Güzel sembollerdi -Mehmed Niyazi



Dostum Can Alpgüvenç'le 23 Nisan tatilinden yararlanarak Çanakkale'ye gezi yaptık. Misafiri olduğumuz aile bizi samimiyetle, güler yüzle karşıladı; aynı şekilde uğurladı. İlgilerinin sıcaklığı hâlâ yüreğimizde. Savaşların cereyan ettiği bölgeleri göz kapaklarımızın altında ıslaklık hissederek dolaştık.
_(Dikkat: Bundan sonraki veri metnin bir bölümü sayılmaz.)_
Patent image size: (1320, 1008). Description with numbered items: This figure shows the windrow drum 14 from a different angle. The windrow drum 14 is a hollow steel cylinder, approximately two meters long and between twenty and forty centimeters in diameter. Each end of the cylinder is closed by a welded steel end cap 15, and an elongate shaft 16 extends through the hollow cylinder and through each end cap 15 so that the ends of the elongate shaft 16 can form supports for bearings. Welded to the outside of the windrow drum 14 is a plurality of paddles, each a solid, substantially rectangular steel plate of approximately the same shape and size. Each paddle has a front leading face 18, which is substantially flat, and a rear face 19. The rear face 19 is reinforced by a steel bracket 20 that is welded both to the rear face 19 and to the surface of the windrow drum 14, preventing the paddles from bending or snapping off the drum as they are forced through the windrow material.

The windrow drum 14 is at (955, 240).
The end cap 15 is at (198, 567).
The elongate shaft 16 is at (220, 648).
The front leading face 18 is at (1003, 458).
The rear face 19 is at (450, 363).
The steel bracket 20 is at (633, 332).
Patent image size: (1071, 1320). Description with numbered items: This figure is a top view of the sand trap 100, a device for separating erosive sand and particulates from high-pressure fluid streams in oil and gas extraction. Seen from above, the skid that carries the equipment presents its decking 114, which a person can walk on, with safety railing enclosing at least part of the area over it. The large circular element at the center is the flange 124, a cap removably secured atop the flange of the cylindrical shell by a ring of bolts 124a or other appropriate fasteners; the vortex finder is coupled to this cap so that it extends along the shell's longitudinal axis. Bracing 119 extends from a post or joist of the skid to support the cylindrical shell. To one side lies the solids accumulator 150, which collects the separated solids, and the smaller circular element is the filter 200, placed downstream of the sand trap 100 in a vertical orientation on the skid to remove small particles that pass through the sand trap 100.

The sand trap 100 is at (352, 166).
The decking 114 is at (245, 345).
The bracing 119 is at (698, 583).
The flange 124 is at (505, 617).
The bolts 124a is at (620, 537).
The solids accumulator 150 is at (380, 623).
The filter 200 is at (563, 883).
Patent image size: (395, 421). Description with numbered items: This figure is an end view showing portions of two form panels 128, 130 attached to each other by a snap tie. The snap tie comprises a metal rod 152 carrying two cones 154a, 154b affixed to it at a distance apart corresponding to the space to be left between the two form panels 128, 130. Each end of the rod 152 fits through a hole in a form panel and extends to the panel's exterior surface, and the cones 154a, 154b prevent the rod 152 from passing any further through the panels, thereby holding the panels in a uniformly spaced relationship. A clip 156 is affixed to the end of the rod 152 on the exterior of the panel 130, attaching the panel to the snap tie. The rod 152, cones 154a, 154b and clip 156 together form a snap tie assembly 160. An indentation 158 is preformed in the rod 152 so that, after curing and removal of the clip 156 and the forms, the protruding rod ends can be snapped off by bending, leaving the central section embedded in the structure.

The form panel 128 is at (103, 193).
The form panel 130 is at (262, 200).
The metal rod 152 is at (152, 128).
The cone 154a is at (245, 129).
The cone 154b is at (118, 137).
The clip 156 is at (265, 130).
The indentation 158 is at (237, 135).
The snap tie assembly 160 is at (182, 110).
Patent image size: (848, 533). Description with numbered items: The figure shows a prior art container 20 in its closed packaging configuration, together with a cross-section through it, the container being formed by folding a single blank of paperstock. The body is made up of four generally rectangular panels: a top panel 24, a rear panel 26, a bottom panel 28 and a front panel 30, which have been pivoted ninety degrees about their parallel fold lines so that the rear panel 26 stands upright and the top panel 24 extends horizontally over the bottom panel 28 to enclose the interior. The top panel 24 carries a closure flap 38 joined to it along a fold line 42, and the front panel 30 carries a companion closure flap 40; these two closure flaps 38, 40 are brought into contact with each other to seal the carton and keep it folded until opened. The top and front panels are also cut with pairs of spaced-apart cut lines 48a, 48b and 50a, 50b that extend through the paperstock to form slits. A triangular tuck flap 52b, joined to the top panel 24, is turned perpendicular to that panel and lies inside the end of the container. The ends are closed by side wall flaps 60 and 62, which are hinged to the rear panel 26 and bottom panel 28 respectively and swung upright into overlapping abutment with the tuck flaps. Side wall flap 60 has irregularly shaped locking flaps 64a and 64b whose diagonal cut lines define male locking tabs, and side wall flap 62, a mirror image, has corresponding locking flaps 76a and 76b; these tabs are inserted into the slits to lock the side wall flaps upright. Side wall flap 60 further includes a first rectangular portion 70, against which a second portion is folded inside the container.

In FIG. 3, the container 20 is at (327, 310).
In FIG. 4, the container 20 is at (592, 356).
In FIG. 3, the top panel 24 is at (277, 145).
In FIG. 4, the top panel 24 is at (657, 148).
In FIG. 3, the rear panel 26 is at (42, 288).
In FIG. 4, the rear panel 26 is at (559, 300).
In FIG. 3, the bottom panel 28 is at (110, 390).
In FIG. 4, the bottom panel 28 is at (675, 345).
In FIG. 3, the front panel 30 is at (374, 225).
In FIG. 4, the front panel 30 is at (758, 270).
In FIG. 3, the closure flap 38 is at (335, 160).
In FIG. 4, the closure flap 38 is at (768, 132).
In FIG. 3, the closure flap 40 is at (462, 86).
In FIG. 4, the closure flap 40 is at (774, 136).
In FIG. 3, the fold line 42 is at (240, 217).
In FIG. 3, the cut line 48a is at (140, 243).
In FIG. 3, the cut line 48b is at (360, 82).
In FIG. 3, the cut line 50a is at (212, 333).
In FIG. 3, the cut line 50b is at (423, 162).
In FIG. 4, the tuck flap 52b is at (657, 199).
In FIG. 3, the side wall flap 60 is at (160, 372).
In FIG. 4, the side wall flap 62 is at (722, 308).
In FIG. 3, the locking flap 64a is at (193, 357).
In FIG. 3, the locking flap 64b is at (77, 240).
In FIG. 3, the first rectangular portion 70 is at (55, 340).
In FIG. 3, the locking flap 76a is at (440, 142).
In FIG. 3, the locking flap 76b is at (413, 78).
Çanakkale Savaşı'na ilgi duyduğum yıllarda, sadece abide vardı; daha sonraları övünülecek eserler yapıldı. Cumhuriyet'imizin kuruluşunda başkomutan olan Mustafa Kemal Atatürk'e elbette Çanakkale Savaşı'nda da şanına layık yer verilmelidir. Osmanlı önce zaferler, sonra dramatik olaylar yaşadı; Çanakkale Savaşı adeta kuğunun son şarkısıydı. Yarbay Mustafa Kemal'in Çamburnu'na tayini 17 Nisan 1915'tir. Sütunlarda ise 57. Alay'ın Mustafa Kemal'in emriyle savaşa girdiği belirtiliyor. Elimizde Dz. Kur. Alb. (emekli) Şemsettin Bargut'un "Birinci Dünya Harbi'nde ve Kurtuluş Savaşı'nda Türk Deniz Harekâtı" adıyla kaleme aldığı ilmî bir kitap var. İlk sayfasında "Metin, Genelkurmay Başkanlığı- Askeri Tarih ve Stratejik Etüd (ATASE) Başkanlığı tarafından incelenmiştir." deniyor. Mutlaka her yazılana inanılmaz; tarihçilik belgenin değerlendirilmesiyle başlar; ama Genelkurmay Başkanlığı'nın ilgili biriminin kontrolünden geçmesiyle daha bir güvenilirlik kazanıyor. Bu kaynaktan anladığımız üzere, Mustafa Kemal sağlık sorunuyla Çanakkale'den ayrıldıktan üç gün sonra 57. Alay savaşa girmiştir. Eleştirel idrakle yetiştirilen gençlerimiz bazı çelişkiler yakalarlarsa, Atatürk'ün Çanakkale'de yaptıklarına da inanmamaya başlarlar. Kanaatimizce Mustafa Kemal'in Çanakkale'de yâd edilmesi için 57. Alay'la ilişkilendirilmesine ihtiyacı yok. İlk çıkarmada 72. ve 77. Alaylardan oluşan 19. Tümen'in kumandanıydı. 8 Ağustos'ta müttefiklerin Anafartalar çıkarmasında yaptıkları milletçe yüzümüzü ağartmaya yeter de artar bile.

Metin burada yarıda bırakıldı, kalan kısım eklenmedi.